Namun, baik FIFA maupun Qatar tak sepakat mengenai pembentukan dana kompensasi tersebut. Pemerintah Qatar mengatakan, pihaknya telah menyiapkan dana khusus untuk membayar upah pekerja yang dicuri dan hilang sebesar lebih dari 350 juta dollar AS. Dana itu juga bisa untuk membayar kompensasi atas pekerja yang mengalami luka-luka dan meninggal saat bekerja.
FIFA berjanji untuk memberikan rincian dana legasi (legacy fund) untuk Piala Dunia. Menurut FIFA, dana bisa digunakan untuk membantu para pekerja di negara-negara lain. FIFA mengalokasikan dana 100 juta dollar AS setelah Piala Dunia 2018 Rusia.
Namun, tak ada acara resmi yang digelar FIFA pada Hari Internasional Migran, yang bersamaan dengan hari laga final Piala Dunia. Kelompok-kelompok pegiat HAM ragu akan masa dengan dana legasi FIFA tersebut. ”Piala Dunia ini bahkan akan dikenang atas alasan-alasan yang salah: sebagai ajang olahraga termahal—dan paling mematikan,” ujar Minky Worden dari HRW.
Otoritas Qatar menyebut kritik selama satu dekade terakhir yang diarahkan pada negaranya tidak adil dan lebih banyak berupa misinformasi. Mereka merujuk pada reformasi UU Ketenagakerjaan sejak tahun 2018. Mereka menuding para pengritiknya bertindak rasis dan berstandar ganda.

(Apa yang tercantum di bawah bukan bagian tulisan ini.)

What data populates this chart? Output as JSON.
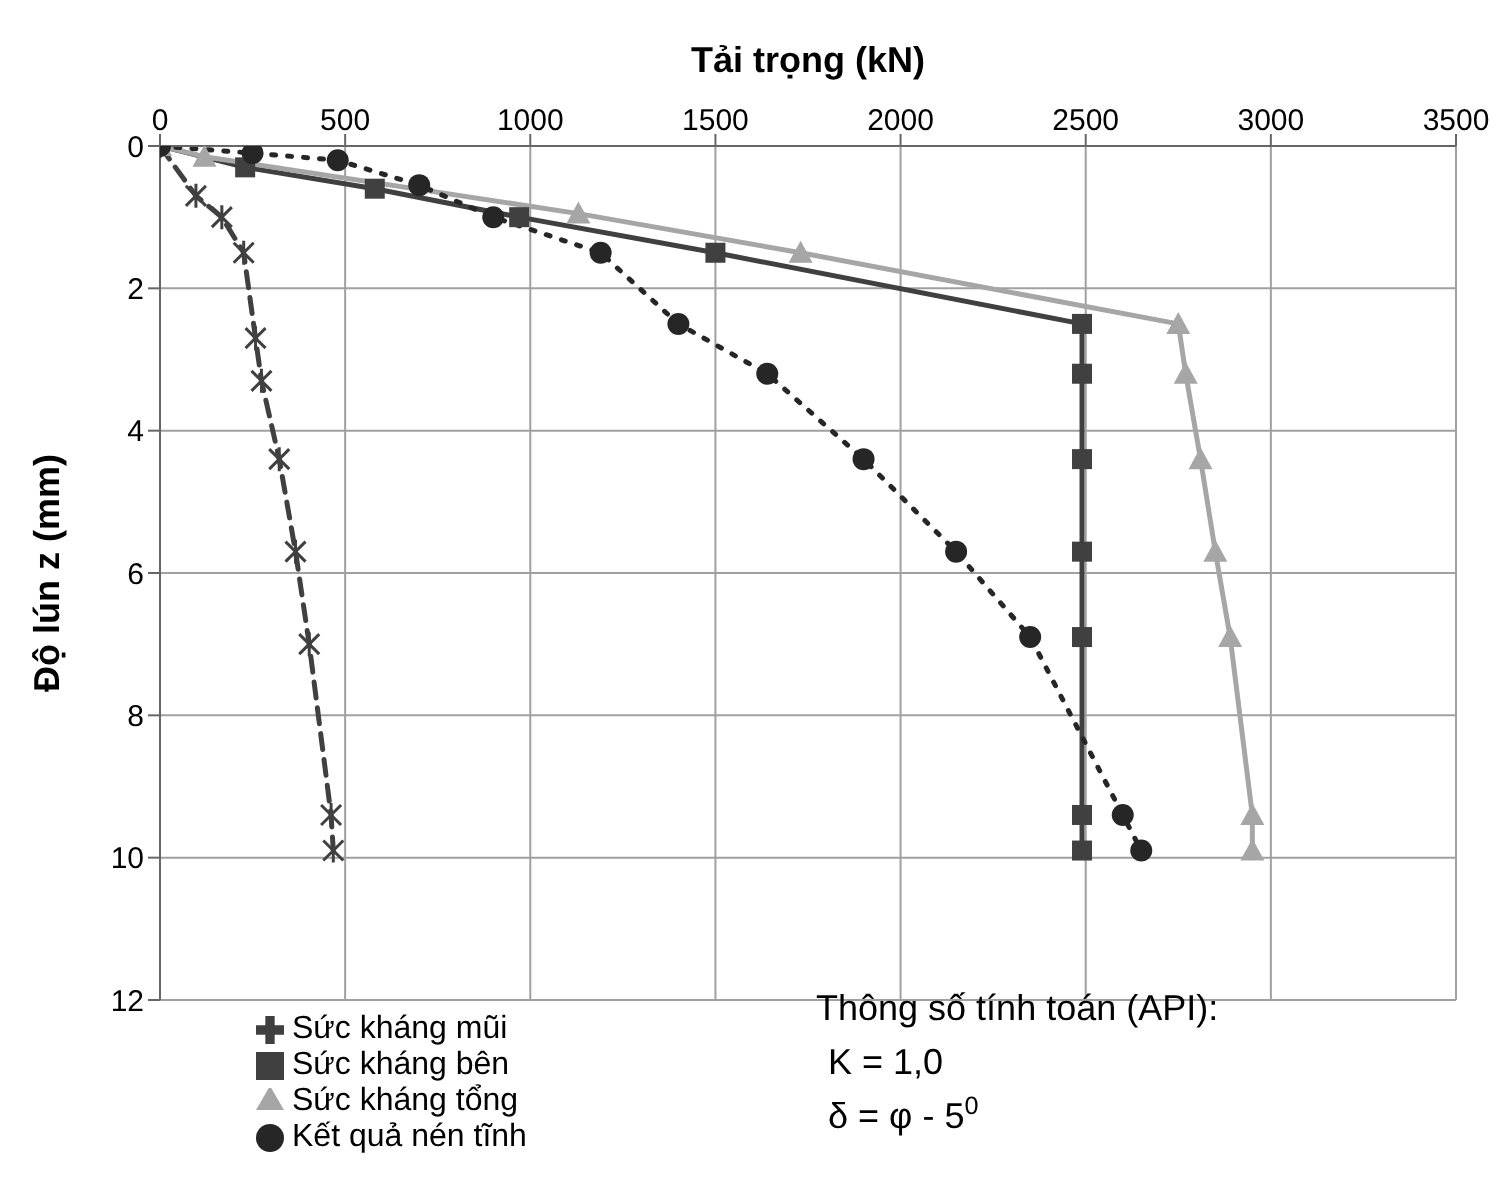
{
  "chart_data": {
    "type": "line",
    "xlabel": "Tải trọng (kN)",
    "ylabel": "Độ lún z (mm)",
    "xlim": [
      0,
      3500
    ],
    "xticks": [
      0,
      500,
      1000,
      1500,
      2000,
      2500,
      3000,
      3500
    ],
    "ylim": [
      12,
      0
    ],
    "yticks": [
      0,
      2,
      4,
      6,
      8,
      10,
      12
    ],
    "grid": true,
    "legend": "bottom left",
    "annotations": [
      "Thông số tính toán (API):",
      "K = 1,0",
      "δ = φ - 5$^{0}$"
    ],
    "series": [
      {
        "name": "Sức kháng mũi",
        "color": "#404040",
        "marker": "cross",
        "line_style": "dashed",
        "x": [
          0,
          97,
          167,
          226,
          258,
          274,
          322,
          366,
          403,
          462,
          468
        ],
        "values": [
          0,
          0.7,
          1.0,
          1.5,
          2.7,
          3.3,
          4.4,
          5.7,
          7.0,
          9.4,
          9.9
        ]
      },
      {
        "name": "Sức kháng bên",
        "color": "#404040",
        "marker": "square",
        "line_style": "solid",
        "x": [
          0,
          230,
          580,
          970,
          1500,
          2490,
          2490,
          2490,
          2490,
          2490,
          2490,
          2490
        ],
        "values": [
          0,
          0.3,
          0.6,
          1.0,
          1.5,
          2.5,
          3.2,
          4.4,
          5.7,
          6.9,
          9.4,
          9.9
        ]
      },
      {
        "name": "Sức kháng tổng",
        "color": "#a6a6a6",
        "marker": "triangle",
        "line_style": "solid",
        "x": [
          0,
          120,
          1130,
          1730,
          2750,
          2770,
          2810,
          2850,
          2890,
          2950,
          2950
        ],
        "values": [
          0,
          0.15,
          0.95,
          1.5,
          2.5,
          3.2,
          4.4,
          5.7,
          6.9,
          9.4,
          9.9
        ]
      },
      {
        "name": "Kết quả nén tĩnh",
        "color": "#262626",
        "marker": "circle",
        "line_style": "dotted",
        "x": [
          0,
          250,
          480,
          700,
          900,
          1190,
          1400,
          1640,
          1900,
          2150,
          2350,
          2600,
          2650
        ],
        "values": [
          0,
          0.1,
          0.2,
          0.55,
          1.0,
          1.5,
          2.5,
          3.2,
          4.4,
          5.7,
          6.9,
          9.4,
          9.9
        ]
      }
    ]
  }
}
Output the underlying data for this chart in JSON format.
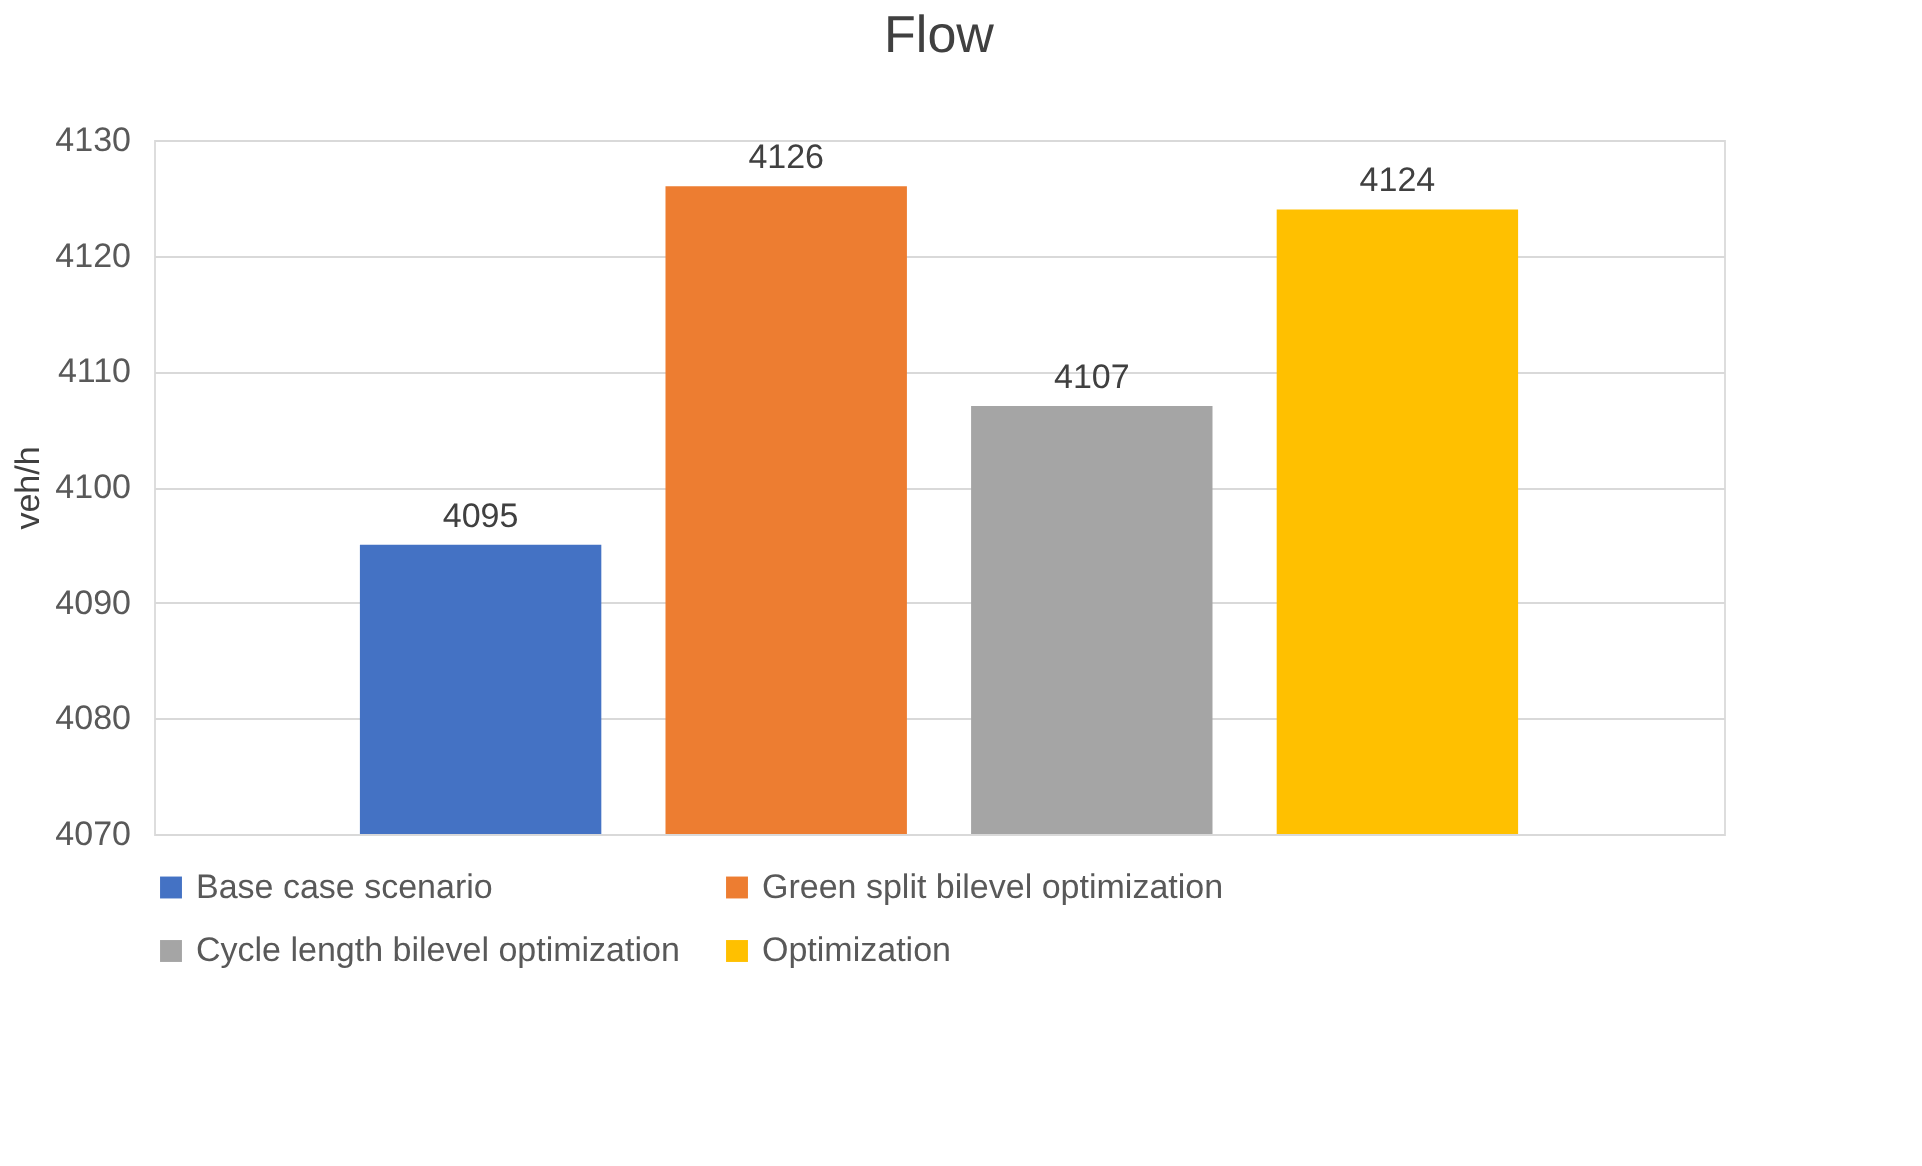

”Kami sudah mengupayakan turnamen ini menjadi ajang yang mempercepat peningkatan kondisi reformasi ketenagakerjaan karena situasi sebelumnya tidak dapat diterima meski sudah ada niat terbaik (untuk memperbaikinya),” kata Hassan al-Thawadi, Sekretaris Jenderal Komite Tertinggi Pelaksanaan dan Warisan, penyelenggara Piala Dunia Qatar, dalam wawancara yang disiarkan Sky News. (AFP/REUTERS)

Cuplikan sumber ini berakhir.